2. Review of patient #1 medical record indicated the patient was admitted 10/21/22 and had a fall at 12:45 a.m. on 10/27/22 and struck their head. An order was received at 0300 hours on 10/27/22 for Neuro checks every 2 hours to stop at 0100 hours on 10/28/22. The medical record lacked documentation that the Neuro checks were completed per order. A note at 0459 a.m. on 10/27/22 indicated Neuro checks were within normal limits. The medical record lacked documentation of a Neuro check after 0459 on 10/27/22 until 0800 on 10/28/22.

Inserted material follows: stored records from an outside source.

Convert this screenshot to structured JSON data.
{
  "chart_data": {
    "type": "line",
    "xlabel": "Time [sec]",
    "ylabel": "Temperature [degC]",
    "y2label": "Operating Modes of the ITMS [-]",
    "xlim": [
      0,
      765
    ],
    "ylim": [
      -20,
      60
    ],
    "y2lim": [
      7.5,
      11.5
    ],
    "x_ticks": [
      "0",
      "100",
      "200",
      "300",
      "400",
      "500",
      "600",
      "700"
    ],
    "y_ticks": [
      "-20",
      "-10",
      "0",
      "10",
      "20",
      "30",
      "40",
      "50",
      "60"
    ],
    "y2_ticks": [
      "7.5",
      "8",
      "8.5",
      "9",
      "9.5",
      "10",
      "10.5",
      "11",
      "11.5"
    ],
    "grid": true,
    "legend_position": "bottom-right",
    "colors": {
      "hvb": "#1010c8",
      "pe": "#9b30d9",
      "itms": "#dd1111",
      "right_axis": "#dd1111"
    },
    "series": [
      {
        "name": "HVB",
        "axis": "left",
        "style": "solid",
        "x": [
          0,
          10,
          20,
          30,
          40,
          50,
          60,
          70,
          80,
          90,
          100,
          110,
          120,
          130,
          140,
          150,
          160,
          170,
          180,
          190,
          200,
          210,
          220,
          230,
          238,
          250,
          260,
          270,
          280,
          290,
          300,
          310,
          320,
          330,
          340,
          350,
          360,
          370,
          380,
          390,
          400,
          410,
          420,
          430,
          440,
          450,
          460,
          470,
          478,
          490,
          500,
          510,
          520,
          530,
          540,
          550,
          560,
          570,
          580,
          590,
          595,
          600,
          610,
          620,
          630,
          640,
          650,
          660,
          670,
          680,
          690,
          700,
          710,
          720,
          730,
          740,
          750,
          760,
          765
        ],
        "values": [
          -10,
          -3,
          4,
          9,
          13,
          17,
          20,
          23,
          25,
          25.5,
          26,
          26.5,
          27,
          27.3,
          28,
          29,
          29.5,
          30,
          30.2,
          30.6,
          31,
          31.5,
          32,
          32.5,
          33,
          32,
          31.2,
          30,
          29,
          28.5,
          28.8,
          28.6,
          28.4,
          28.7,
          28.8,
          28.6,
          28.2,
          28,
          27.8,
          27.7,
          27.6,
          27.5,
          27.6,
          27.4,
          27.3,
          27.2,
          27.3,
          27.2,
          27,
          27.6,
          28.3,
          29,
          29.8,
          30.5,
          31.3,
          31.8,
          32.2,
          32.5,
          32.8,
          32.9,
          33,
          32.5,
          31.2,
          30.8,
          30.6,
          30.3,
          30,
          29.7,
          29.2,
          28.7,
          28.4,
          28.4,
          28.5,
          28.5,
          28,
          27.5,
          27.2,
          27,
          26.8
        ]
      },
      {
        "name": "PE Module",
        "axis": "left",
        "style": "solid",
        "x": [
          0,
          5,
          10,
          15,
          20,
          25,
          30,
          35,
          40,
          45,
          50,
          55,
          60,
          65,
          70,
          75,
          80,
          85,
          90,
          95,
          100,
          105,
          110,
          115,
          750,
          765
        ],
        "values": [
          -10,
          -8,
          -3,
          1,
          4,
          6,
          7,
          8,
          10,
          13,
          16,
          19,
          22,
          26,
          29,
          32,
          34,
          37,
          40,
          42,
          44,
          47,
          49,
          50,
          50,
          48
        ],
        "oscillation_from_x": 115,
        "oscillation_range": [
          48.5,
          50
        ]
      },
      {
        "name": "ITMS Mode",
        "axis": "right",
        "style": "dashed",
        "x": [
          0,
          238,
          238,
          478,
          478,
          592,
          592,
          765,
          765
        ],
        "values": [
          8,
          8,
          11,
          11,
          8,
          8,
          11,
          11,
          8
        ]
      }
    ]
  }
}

3. Staff member #5 (Assistant Chief Nursing Officer) verified in interview at approximately 2:30 p.m. on 12/19/22 that the medical record for patient #1 lacked documentation of Neuro checks completed per order.
Tag No.: A0449
Based on document review and interview, the facility failed to ensure medical records documented accurately the course of treatment for 1 of 10 patients (patient #5).
Findings include;
1. Review of patient #5 medical record indicated the patient was admitted 10/25/22 and nurses notes dated 10/26/22 at 0245 hours indicated the patient had a fall and the nurses note indicated an order was received to send the patient to the emergency room (ER) . Per nurses note, the patient was transported at 0345 hours. The medical record lacked an order to send the patient to the ER and lacked documentation of the findings and what time the patient returned to the facility. There was no further documentation related to the ER visit.
2. Staff member #5 (Assistant Chief Nursing Officer) verified in interview at approximately 2:30 p.m. on 12/19/22 that the medical record for patient #5 lacked an order to send the patient to the ER and lacked documentation of the findings and what time the patient returned to the facility.